A Divorce can seem like a complicated puzzle to tackle, it’s all too easy to be confused by the “old school” wording and procedure. Jarmans Solicitors always ensure that our clients know what to expect and understand every step of the divorce process, so our family law team have answered some frequently asked questions.
What do all the legal terms in a Divorce mean?
A Petitioner is a person who is applying for a divorce.
The Respondent is the person who is being divorced.
A Decree Nisi is an order by a court stating a date when a marriage can legally end. AKA “The middle stage”
The Decree Absolute is the conclusion of your divorce. After this point you are no longer married and free to marry someone else should you desire.
When can you get divorced?
In order to file a divorce petition in the England and Wales, you must have been married for at least one year.
What are grounds for divorce?
In order to get divorced in the England and Wales there is only one ground for divorce: you have to be able to prove that the marriage has irretrievably broken down. This is done by establishing one of five facts.
- Your husband/wife has committed adultery and living with them would be intolerable
- Your spouse has behaved unreasonably and you can no longer live with them
- Your husband/wife has deserted you for a continuous period over at least two years.
- You have both continuously lived apart for two years and you both agree to a divorce.
- You have continuously lived apart for more than five years, even if your spouse doesn’t agree to a divorce.
How do I start divorce proceedings?
In order to commence divorce proceedings, you need to file a divorce petition at court. You also need to include evidence of your grounds for divorce, a statement of reconciliation (only applicable if prepared by Solicitors), your original marriage certificate, and a fee of £550.00.
What happens next?
The court will then send a copy of the divorce papers to your husband/wife. They need to complete an acknowledgement of service form and return it to the court. Once returned you’ll be sent the form, by the court.
Once this has happened, you will then be asked to prepare and sign a statement, which requests a decree of divorce. The court then considers all of the papers and, if appropriate fixes a time and date for your Decree Nisi.
If it’s in a court will everything be public?
You only normally have to attend court if your spouse contests the divorce proceedings or if you are unable to agree on child arrangements or your financial settlement. Family court proceedings are usually held in private, however your final divorce will be held on public record.
We offer a free initial 15-minute, pre-bookable phone call with one of our experienced family law team.
Alternatively, we offer a fixed £120 fee inc VAT for a 45-minute meeting with one of our highly experienced family team.
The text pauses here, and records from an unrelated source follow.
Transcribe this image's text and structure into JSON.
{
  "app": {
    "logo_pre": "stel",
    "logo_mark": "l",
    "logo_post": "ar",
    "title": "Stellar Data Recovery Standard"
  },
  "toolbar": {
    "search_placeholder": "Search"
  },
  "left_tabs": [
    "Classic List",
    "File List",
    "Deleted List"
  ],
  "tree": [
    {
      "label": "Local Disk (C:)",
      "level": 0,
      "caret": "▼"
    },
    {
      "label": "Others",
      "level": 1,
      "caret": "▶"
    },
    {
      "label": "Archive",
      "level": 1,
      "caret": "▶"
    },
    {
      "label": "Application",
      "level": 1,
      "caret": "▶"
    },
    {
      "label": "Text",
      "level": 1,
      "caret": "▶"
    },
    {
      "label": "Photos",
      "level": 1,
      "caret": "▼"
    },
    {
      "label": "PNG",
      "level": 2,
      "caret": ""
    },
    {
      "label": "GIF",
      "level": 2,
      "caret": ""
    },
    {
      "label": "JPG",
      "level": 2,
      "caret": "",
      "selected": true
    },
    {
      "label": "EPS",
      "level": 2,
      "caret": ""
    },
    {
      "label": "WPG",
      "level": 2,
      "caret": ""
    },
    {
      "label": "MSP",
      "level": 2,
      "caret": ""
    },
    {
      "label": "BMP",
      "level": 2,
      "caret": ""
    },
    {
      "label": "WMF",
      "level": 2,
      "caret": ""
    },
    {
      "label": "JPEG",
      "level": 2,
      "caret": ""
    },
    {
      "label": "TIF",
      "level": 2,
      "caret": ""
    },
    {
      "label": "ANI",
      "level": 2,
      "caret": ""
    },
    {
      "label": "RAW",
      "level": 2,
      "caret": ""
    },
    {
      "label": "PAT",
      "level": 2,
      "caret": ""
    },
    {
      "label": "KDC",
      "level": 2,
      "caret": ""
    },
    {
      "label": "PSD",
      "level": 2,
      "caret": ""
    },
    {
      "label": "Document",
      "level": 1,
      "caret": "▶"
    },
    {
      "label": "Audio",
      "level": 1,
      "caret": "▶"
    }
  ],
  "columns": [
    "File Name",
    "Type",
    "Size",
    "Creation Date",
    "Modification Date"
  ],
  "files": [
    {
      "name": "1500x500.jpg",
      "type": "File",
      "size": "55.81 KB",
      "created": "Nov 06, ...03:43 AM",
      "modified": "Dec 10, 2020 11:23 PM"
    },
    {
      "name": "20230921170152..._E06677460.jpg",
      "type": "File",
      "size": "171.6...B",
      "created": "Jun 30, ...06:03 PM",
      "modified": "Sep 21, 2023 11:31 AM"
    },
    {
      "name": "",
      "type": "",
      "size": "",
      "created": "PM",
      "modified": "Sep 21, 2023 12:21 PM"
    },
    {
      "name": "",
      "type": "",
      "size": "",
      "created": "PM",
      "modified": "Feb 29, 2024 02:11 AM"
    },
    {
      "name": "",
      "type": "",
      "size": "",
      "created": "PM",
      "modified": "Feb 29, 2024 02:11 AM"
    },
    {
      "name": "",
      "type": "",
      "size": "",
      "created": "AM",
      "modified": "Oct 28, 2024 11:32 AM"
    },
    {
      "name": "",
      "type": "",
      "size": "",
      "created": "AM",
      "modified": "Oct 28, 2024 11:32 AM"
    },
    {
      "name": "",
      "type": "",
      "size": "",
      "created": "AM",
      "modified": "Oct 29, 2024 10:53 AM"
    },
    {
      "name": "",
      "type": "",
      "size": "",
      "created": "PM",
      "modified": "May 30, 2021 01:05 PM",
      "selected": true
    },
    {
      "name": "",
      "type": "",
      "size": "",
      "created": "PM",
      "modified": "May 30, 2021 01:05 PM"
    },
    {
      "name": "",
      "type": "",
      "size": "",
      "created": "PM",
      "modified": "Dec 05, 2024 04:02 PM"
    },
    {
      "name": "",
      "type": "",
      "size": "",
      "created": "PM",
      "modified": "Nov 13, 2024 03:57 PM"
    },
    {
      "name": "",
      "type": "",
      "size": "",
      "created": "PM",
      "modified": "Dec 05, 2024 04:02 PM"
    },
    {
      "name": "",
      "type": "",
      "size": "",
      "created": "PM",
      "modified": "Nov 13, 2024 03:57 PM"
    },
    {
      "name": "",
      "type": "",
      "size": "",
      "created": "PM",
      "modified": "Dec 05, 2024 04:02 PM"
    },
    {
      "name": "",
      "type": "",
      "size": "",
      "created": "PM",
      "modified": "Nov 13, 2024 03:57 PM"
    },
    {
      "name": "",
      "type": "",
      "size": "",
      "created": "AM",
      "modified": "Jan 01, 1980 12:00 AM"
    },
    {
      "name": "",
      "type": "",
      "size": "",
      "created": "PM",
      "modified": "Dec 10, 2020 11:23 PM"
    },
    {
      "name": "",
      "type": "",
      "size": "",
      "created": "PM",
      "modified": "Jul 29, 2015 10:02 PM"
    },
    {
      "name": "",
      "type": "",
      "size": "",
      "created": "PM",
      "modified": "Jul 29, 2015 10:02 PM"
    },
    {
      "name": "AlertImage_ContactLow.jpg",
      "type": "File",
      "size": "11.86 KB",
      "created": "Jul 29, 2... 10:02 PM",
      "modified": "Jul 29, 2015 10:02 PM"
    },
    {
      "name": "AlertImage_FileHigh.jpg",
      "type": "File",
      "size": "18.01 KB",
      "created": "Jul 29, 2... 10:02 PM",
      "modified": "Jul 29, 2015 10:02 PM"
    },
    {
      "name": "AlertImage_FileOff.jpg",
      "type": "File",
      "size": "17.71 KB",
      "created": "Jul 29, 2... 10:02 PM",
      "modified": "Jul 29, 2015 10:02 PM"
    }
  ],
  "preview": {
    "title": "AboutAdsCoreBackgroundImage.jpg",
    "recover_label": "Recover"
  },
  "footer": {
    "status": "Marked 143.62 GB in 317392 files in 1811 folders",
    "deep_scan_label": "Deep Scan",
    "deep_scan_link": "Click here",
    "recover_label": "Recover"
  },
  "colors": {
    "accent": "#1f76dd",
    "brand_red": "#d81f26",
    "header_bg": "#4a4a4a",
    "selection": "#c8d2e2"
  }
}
If you would like some confidential advice about a family legal issue, contact us today to book a meeting.If you would like some confidential advice about a family legal issue, contact us today to book a meeting. Call 01795 742291 or email email@example.com
Will I need a new Will now I am divorced?
Once you have received your Decree Absolute, if your (Ex) spouse appears anywhere within your Will, the result of the divorce will affect the Will as though your (Ex) spouse has died.
We recommend that you think about making a new Will as soon as your relationship has broken down. If you do not have a Will in place at all, your Spouse may be entitled to inherit from your estate all the time you are still married.
Your Will should include information on who you would like to be your children’s guardians in the event of your death and chosen executors and trustees for your estate.